I think that delayed gratification is the key financial lesson in both investing and personal finance.
Delayed gratification means waiting longer before receiving the benefits of something.
In investing it means making an investment and then being patient, allowing it to flourish. You don't get the financial benefit of the long-term growth of businesses like Altium Limited (ASX: ALU) or Washington H. Soul Pattinson and Co. Ltd (ASX: SOL) in a month or even in a year.
By holding for many years you get to experience the benefits of those investments. Imagine making 10% on Altium or Soul Patts and then selling a few years ago. You would have missed out on massive gains! You must give your winners the time to deliver.
The same can be said of your personal finances. Delayed gratification is imperative for building your wealth.
When you get paid you can either spend it all quickly or save some for other purposes such as investing, or at least earning interest.

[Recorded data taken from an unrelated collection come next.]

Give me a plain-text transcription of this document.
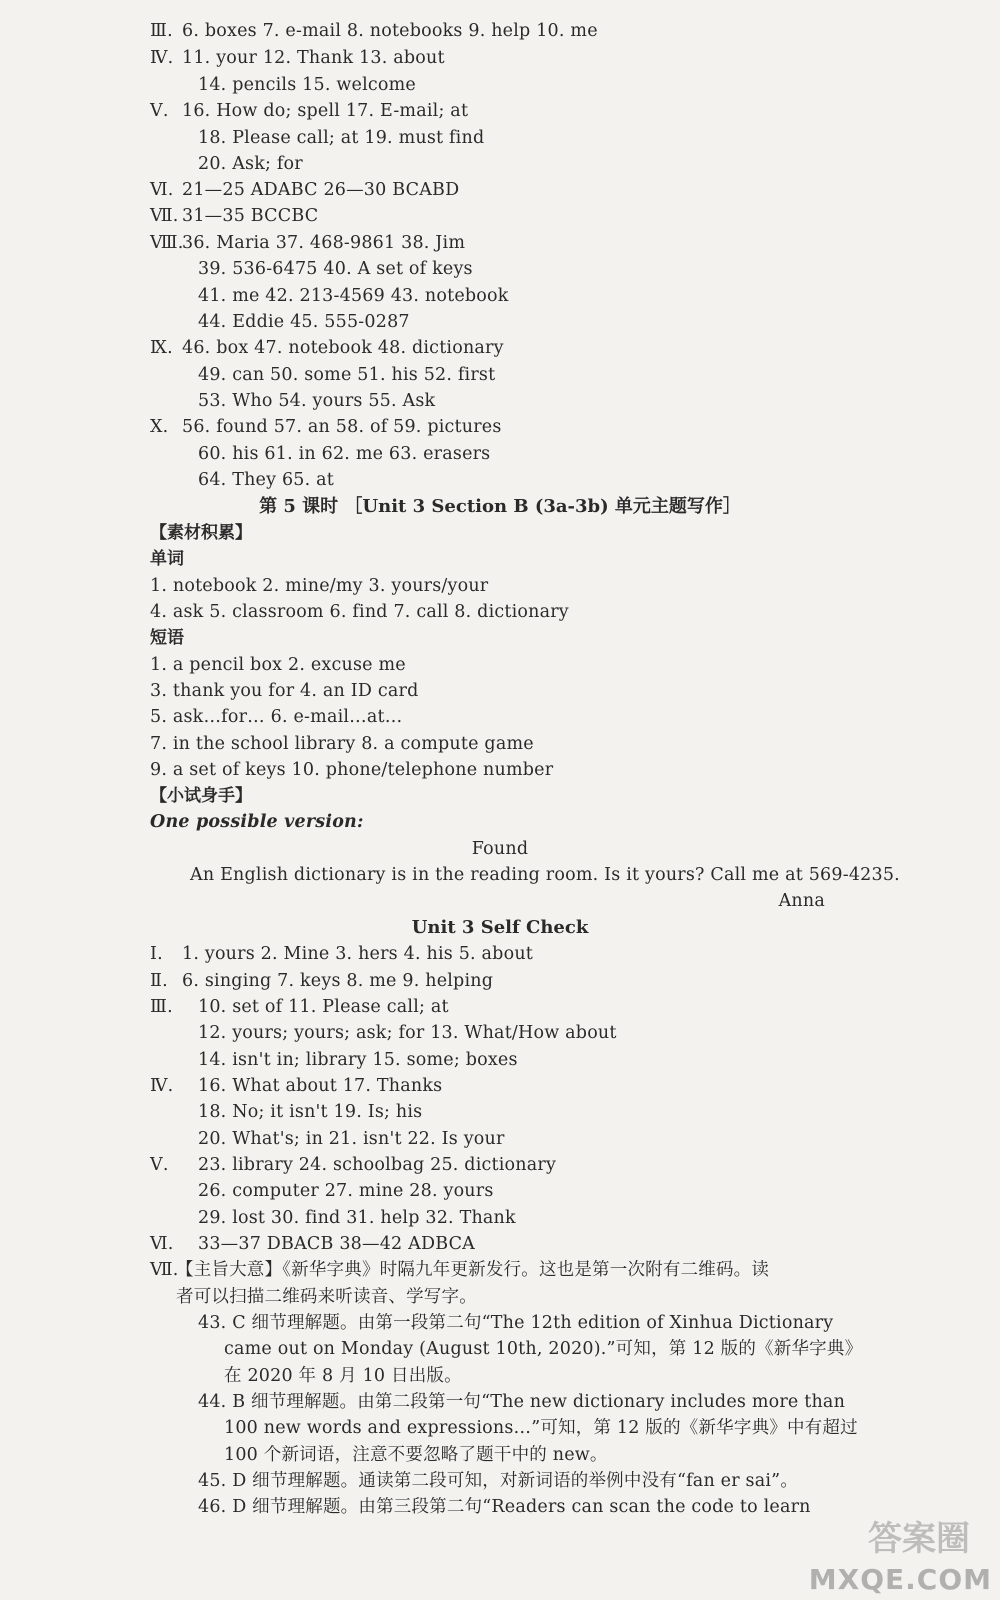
Ⅲ. 6. boxes 7. e-mail 8. notebooks 9. help 10. me
Ⅳ. 11. your 12. Thank 13. about
14. pencils 15. welcome
Ⅴ. 16. How do; spell 17. E-mail; at
18. Please call; at 19. must find
20. Ask; for
Ⅵ. 21—25 ADABC 26—30 BCABD
Ⅶ. 31—35 BCCBC
Ⅷ.
36. Maria 37. 468-9861 38. Jim
39. 536-6475 40. A set of keys
41. me 42. 213-4569 43. notebook
44. Eddie 45. 555-0287
Ⅸ. 46. box 47. notebook 48. dictionary
49. can 50. some 51. his 52. first
53. Who 54. yours 55. Ask
Ⅹ. 56. found 57. an 58. of 59. pictures
60. his 61. in 62. me 63. erasers
64. They 65. at
第 5 课时 ［Unit 3 Section B (3a-3b) 单元主题写作］
【素材积累】
单词
1. notebook 2. mine/my 3. yours/your
4. ask 5. classroom 6. find 7. call 8. dictionary
短语
1. a pencil box 2. excuse me
3. thank you for 4. an ID card
5. ask…for… 6. e-mail…at…
7. in the school library 8. a compute game
9. a set of keys 10. phone/telephone number
【小试身手】
One possible version:
Found
An English dictionary is in the reading room. Is it yours? Call me at 569-4235.
Anna
Unit 3 Self Check
Ⅰ.	1. yours 2. Mine 3. hers 4. his 5. about
Ⅱ. 6. singing 7. keys 8. me 9. helping
Ⅲ.	10. set of 11. Please call; at
12. yours; yours; ask; for 13. What/How about
14. isn't in; library 15. some; boxes
Ⅳ.	16. What about 17. Thanks
18. No; it isn't 19. Is; his
20. What's; in 21. isn't 22. Is your
Ⅴ.	23. library 24. schoolbag 25. dictionary
26. computer 27. mine 28. yours
29. lost 30. find 31. help 32. Thank
Ⅵ.	33—37 DBACB 38—42 ADBCA
Ⅶ.
【主旨大意】《新华字典》时隔九年更新发行。这也是第一次附有二维码。读
者可以扫描二维码来听读音、学写字。
43. C 细节理解题。由第一段第二句“The 12th edition of Xinhua Dictionary
came out on Monday (August 10th, 2020).”可知，第 12 版的《新华字典》
在 2020 年 8 月 10 日出版。
44. B 细节理解题。由第二段第一句“The new dictionary includes more than
100 new words and expressions…”可知，第 12 版的《新华字典》中有超过
100 个新词语，注意不要忽略了题干中的 new。
45. D 细节理解题。通读第二段可知，对新词语的举例中没有“fan er sai”。
46. D 细节理解题。由第三段第二句“Readers can scan the code to learn
答案圈
MXQE.COM
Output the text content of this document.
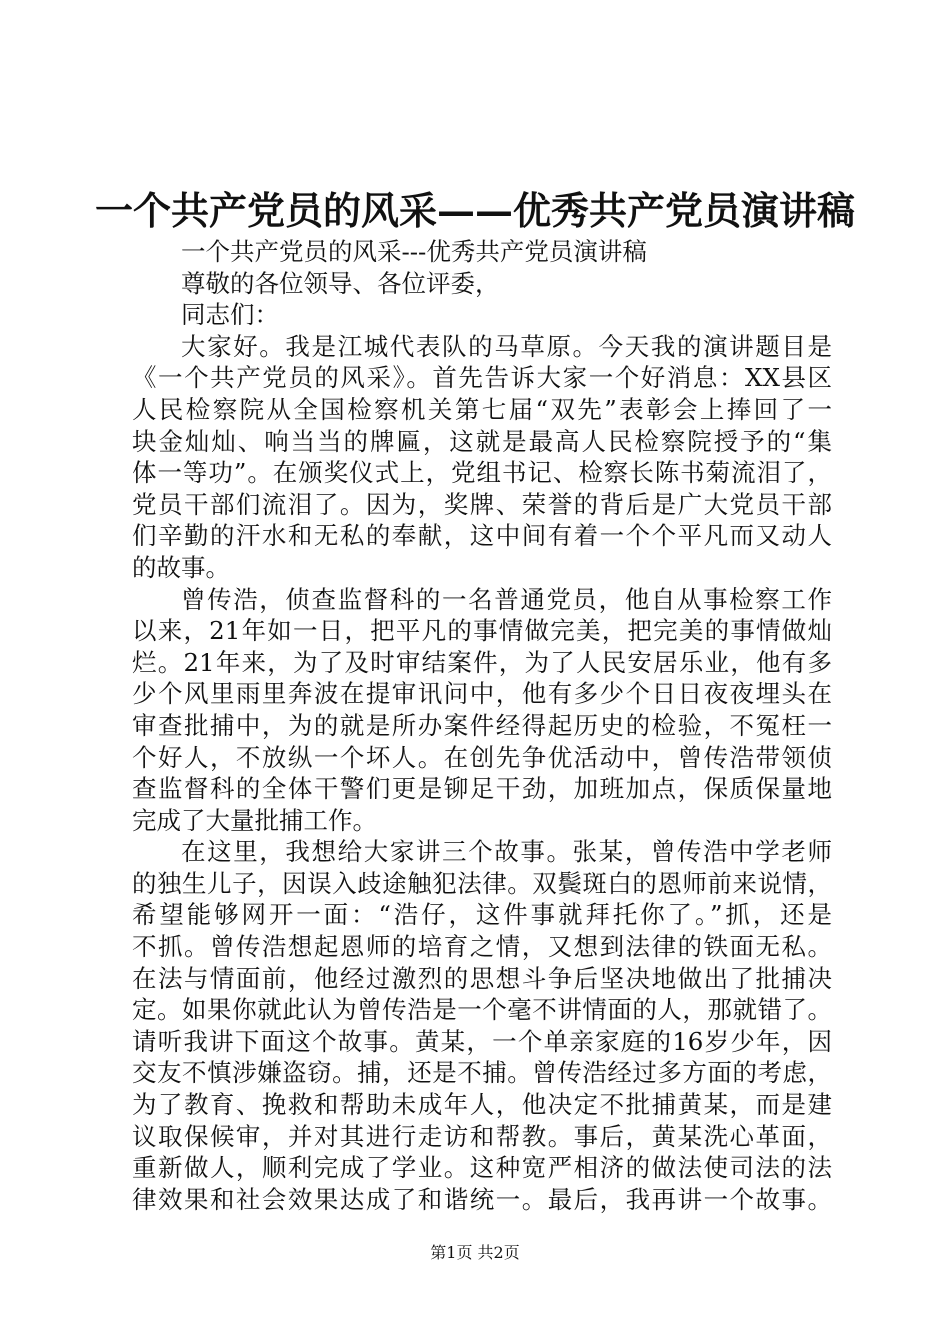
一个共产党员的风采——优秀共产党员演讲稿
一个共产党员的风采---优秀共产党员演讲稿
尊敬的各位领导、各位评委，
同志们：
大家好。我是江城代表队的马草原。今天我的演讲题目是
《一个共产党员的风采》。首先告诉大家一个好消息：XX县区
人民检察院从全国检察机关第七届“双先”表彰会上捧回了一
块金灿灿、响当当的牌匾，这就是最高人民检察院授予的“集
体一等功”。在颁奖仪式上，党组书记、检察长陈书菊流泪了，
党员干部们流泪了。因为，奖牌、荣誉的背后是广大党员干部
们辛勤的汗水和无私的奉献，这中间有着一个个平凡而又动人
的故事。
曾传浩，侦查监督科的一名普通党员，他自从事检察工作
以来，21年如一日，把平凡的事情做完美，把完美的事情做灿
烂。21年来，为了及时审结案件，为了人民安居乐业，他有多
少个风里雨里奔波在提审讯问中，他有多少个日日夜夜埋头在
审查批捕中，为的就是所办案件经得起历史的检验，不冤枉一
个好人，不放纵一个坏人。在创先争优活动中，曾传浩带领侦
查监督科的全体干警们更是铆足干劲，加班加点，保质保量地
完成了大量批捕工作。
在这里，我想给大家讲三个故事。张某，曾传浩中学老师
的独生儿子，因误入歧途触犯法律。双鬓斑白的恩师前来说情，
希望能够网开一面：“浩仔，这件事就拜托你了。”抓，还是
不抓。曾传浩想起恩师的培育之情，又想到法律的铁面无私。
在法与情面前，他经过激烈的思想斗争后坚决地做出了批捕决
定。如果你就此认为曾传浩是一个毫不讲情面的人，那就错了。
请听我讲下面这个故事。黄某，一个单亲家庭的16岁少年，因
交友不慎涉嫌盗窃。捕，还是不捕。曾传浩经过多方面的考虑，
为了教育、挽救和帮助未成年人，他决定不批捕黄某，而是建
议取保候审，并对其进行走访和帮教。事后，黄某洗心革面，
重新做人，顺利完成了学业。这种宽严相济的做法使司法的法
律效果和社会效果达成了和谐统一。最后，我再讲一个故事。
第1页 共2页
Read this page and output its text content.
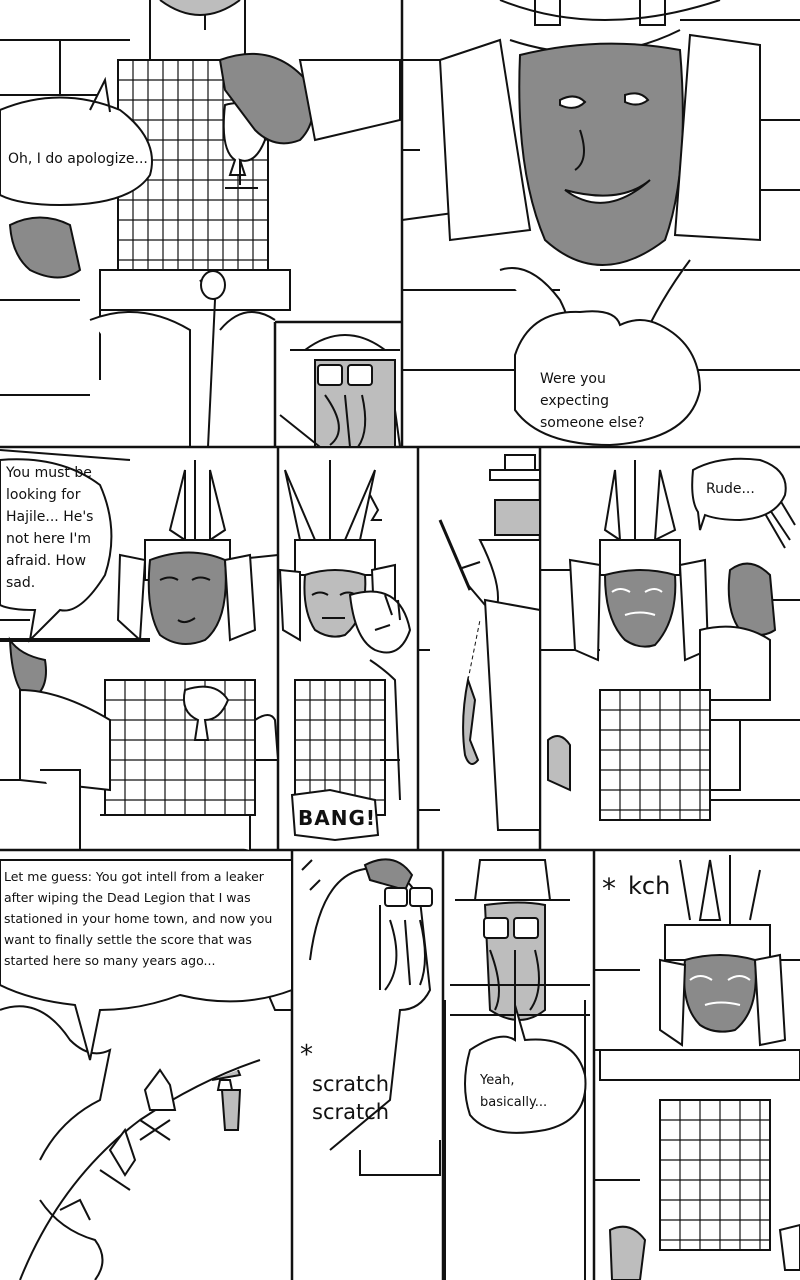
Oh, I do apologize...
Were you expecting someone else?
You must be looking for Hajile... He's not here I'm afraid. How sad.
BANG!
Rude...
Let me guess: You got intell from a leaker after wiping the Dead Legion that I was stationed in your home town, and now you want to finally settle the score that was started here so many years ago...
scratch
scratch
*
Yeah, basically...
kch
*
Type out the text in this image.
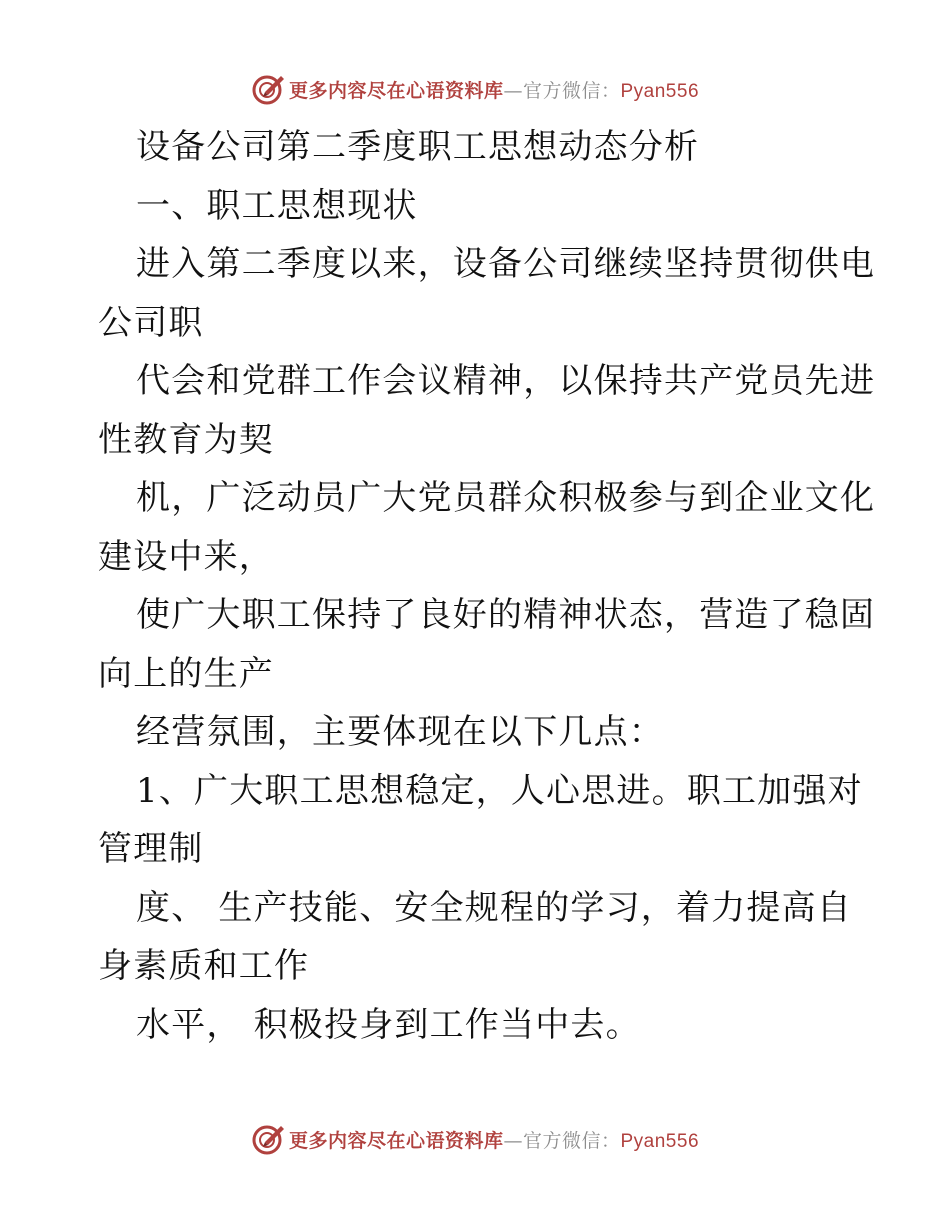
更多内容尽在心语资料库—官方微信：Pyan556
设备公司第二季度职工思想动态分析
一、职工思想现状
进入第二季度以来，设备公司继续坚持贯彻供电
公司职
代会和党群工作会议精神，以保持共产党员先进
性教育为契
机，广泛动员广大党员群众积极参与到企业文化
建设中来，
使广大职工保持了良好的精神状态，营造了稳固
向上的生产
经营氛围，主要体现在以下几点：
1、广大职工思想稳定，人心思进。职工加强对
管理制
度、 生产技能、安全规程的学习，着力提高自
身素质和工作
水平， 积极投身到工作当中去。
更多内容尽在心语资料库—官方微信：Pyan556
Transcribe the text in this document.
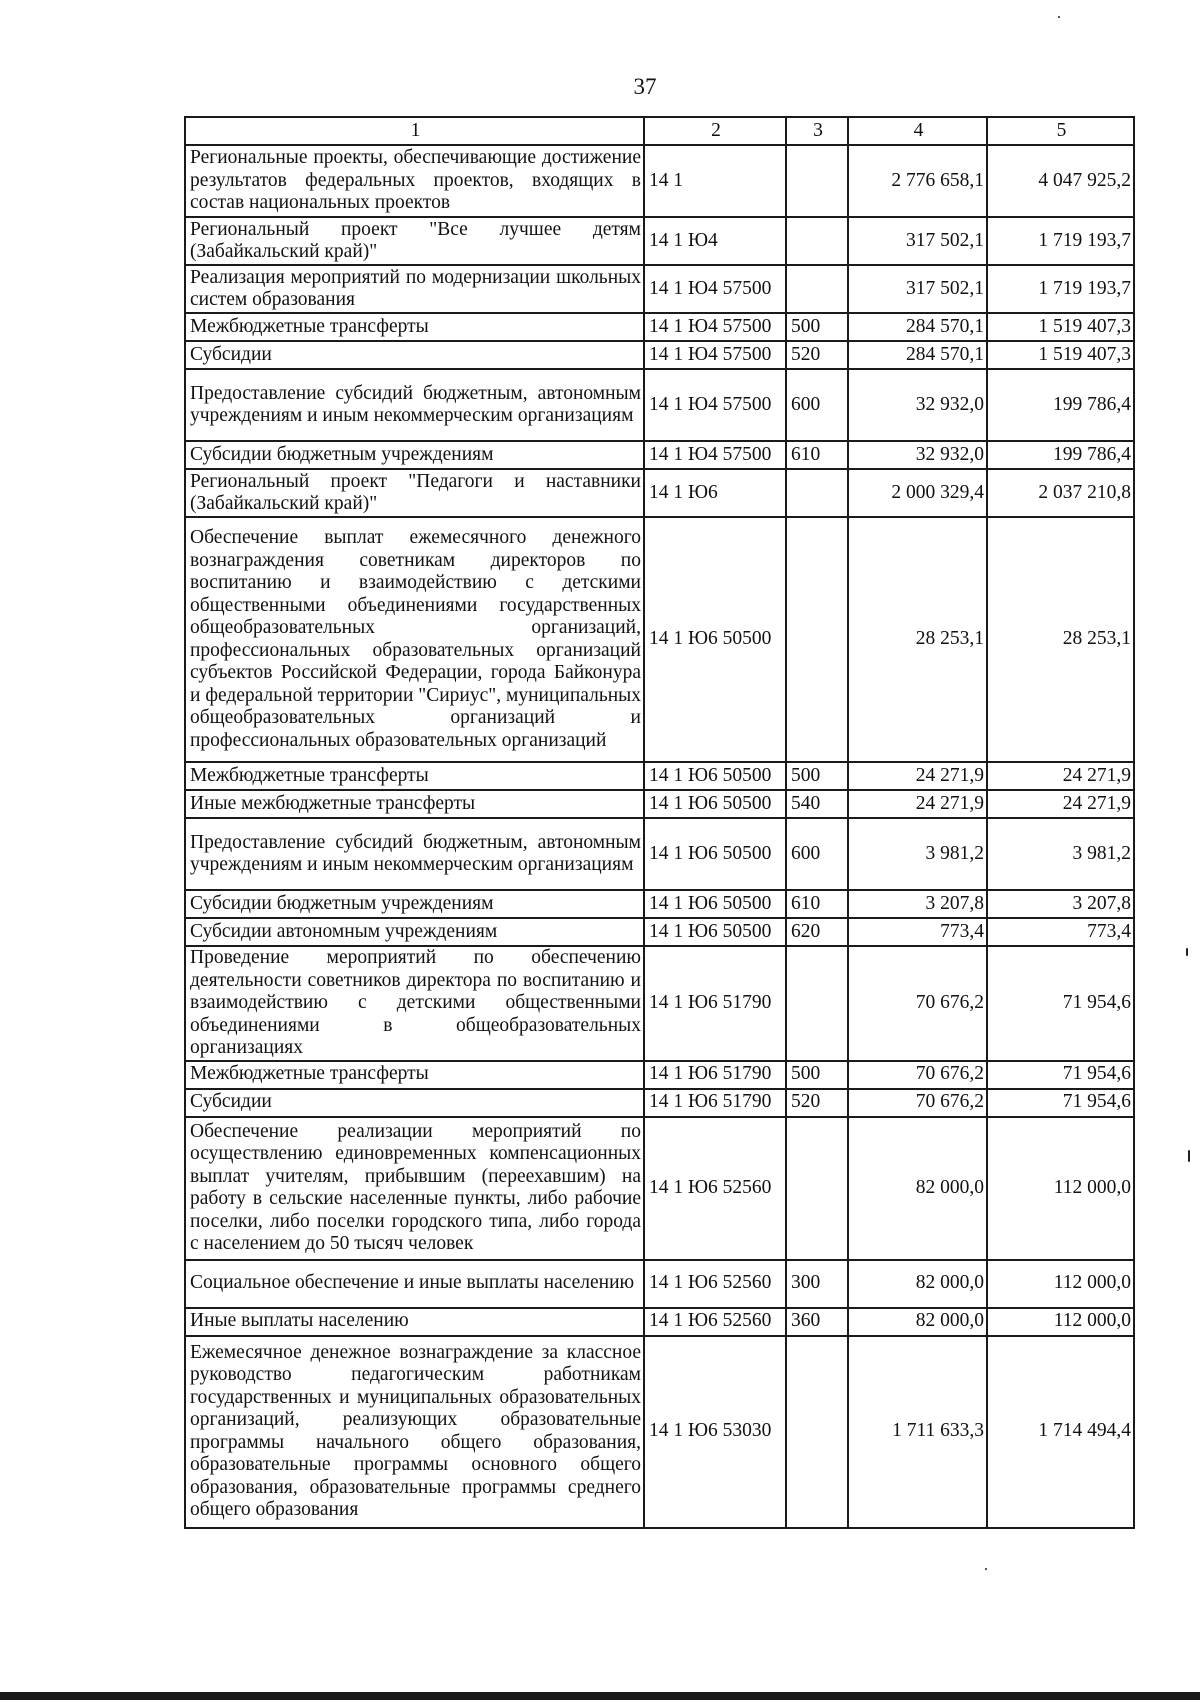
37
1	2	3	4	5
Региональные проекты, обеспечивающие достижение результатов федеральных проектов, входящих в состав национальных проектов	14 1		2 776 658,1	4 047 925,2
Региональный проект "Все лучшее детям (Забайкальский край)"	14 1 Ю4		317 502,1	1 719 193,7
Реализация мероприятий по модернизации школьных систем образования	14 1 Ю4 57500		317 502,1	1 719 193,7
Межбюджетные трансферты	14 1 Ю4 57500	500	284 570,1	1 519 407,3
Субсидии	14 1 Ю4 57500	520	284 570,1	1 519 407,3
Предоставление субсидий бюджетным, автономным учреждениям и иным некоммерческим организациям	14 1 Ю4 57500	600	32 932,0	199 786,4
Субсидии бюджетным учреждениям	14 1 Ю4 57500	610	32 932,0	199 786,4
Региональный проект "Педагоги и наставники (Забайкальский край)"	14 1 Ю6		2 000 329,4	2 037 210,8
Обеспечение выплат ежемесячного денежного вознаграждения советникам директоров по воспитанию и взаимодействию с детскими общественными объединениями государственных общеобразовательных организаций, профессиональных образовательных организаций субъектов Российской Федерации, города Байконура и федеральной территории "Сириус", муниципальных общеобразовательных организаций и профессиональных образовательных организаций	14 1 Ю6 50500		28 253,1	28 253,1
Межбюджетные трансферты	14 1 Ю6 50500	500	24 271,9	24 271,9
Иные межбюджетные трансферты	14 1 Ю6 50500	540	24 271,9	24 271,9
Предоставление субсидий бюджетным, автономным учреждениям и иным некоммерческим организациям	14 1 Ю6 50500	600	3 981,2	3 981,2
Субсидии бюджетным учреждениям	14 1 Ю6 50500	610	3 207,8	3 207,8
Субсидии автономным учреждениям	14 1 Ю6 50500	620	773,4	773,4
Проведение мероприятий по обеспечению деятельности советников директора по воспитанию и взаимодействию с детскими общественными объединениями в общеобразовательных организациях	14 1 Ю6 51790		70 676,2	71 954,6
Межбюджетные трансферты	14 1 Ю6 51790	500	70 676,2	71 954,6
Субсидии	14 1 Ю6 51790	520	70 676,2	71 954,6
Обеспечение реализации мероприятий по осуществлению единовременных компенсационных выплат учителям, прибывшим (переехавшим) на работу в сельские населенные пункты, либо рабочие поселки, либо поселки городского типа, либо города с населением до 50 тысяч человек	14 1 Ю6 52560		82 000,0	112 000,0
Социальное обеспечение и иные выплаты населению	14 1 Ю6 52560	300	82 000,0	112 000,0
Иные выплаты населению	14 1 Ю6 52560	360	82 000,0	112 000,0
Ежемесячное денежное вознаграждение за классное руководство педагогическим работникам государственных и муниципальных образовательных организаций, реализующих образовательные программы начального общего образования, образовательные программы основного общего образования, образовательные программы среднего общего образования	14 1 Ю6 53030		1 711 633,3	1 714 494,4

Debt is the financial embodiment of impatience. If you pay for something with debt then that object or service is going to cost you a lot more when you include the interest. If you just wait, save up and pay with cash then your finances will be better off. You'll also feel better about your purchase.
By choosing to be patient with spending money you can save it and snowball it so that it makes your future exponentially better, which will allow for greater spending in the coming years.
Foolish takeaway
It's impossible to know what's going to happen in the future but if you can build the right patient financial mindset then you can reap the rewards as time goes on.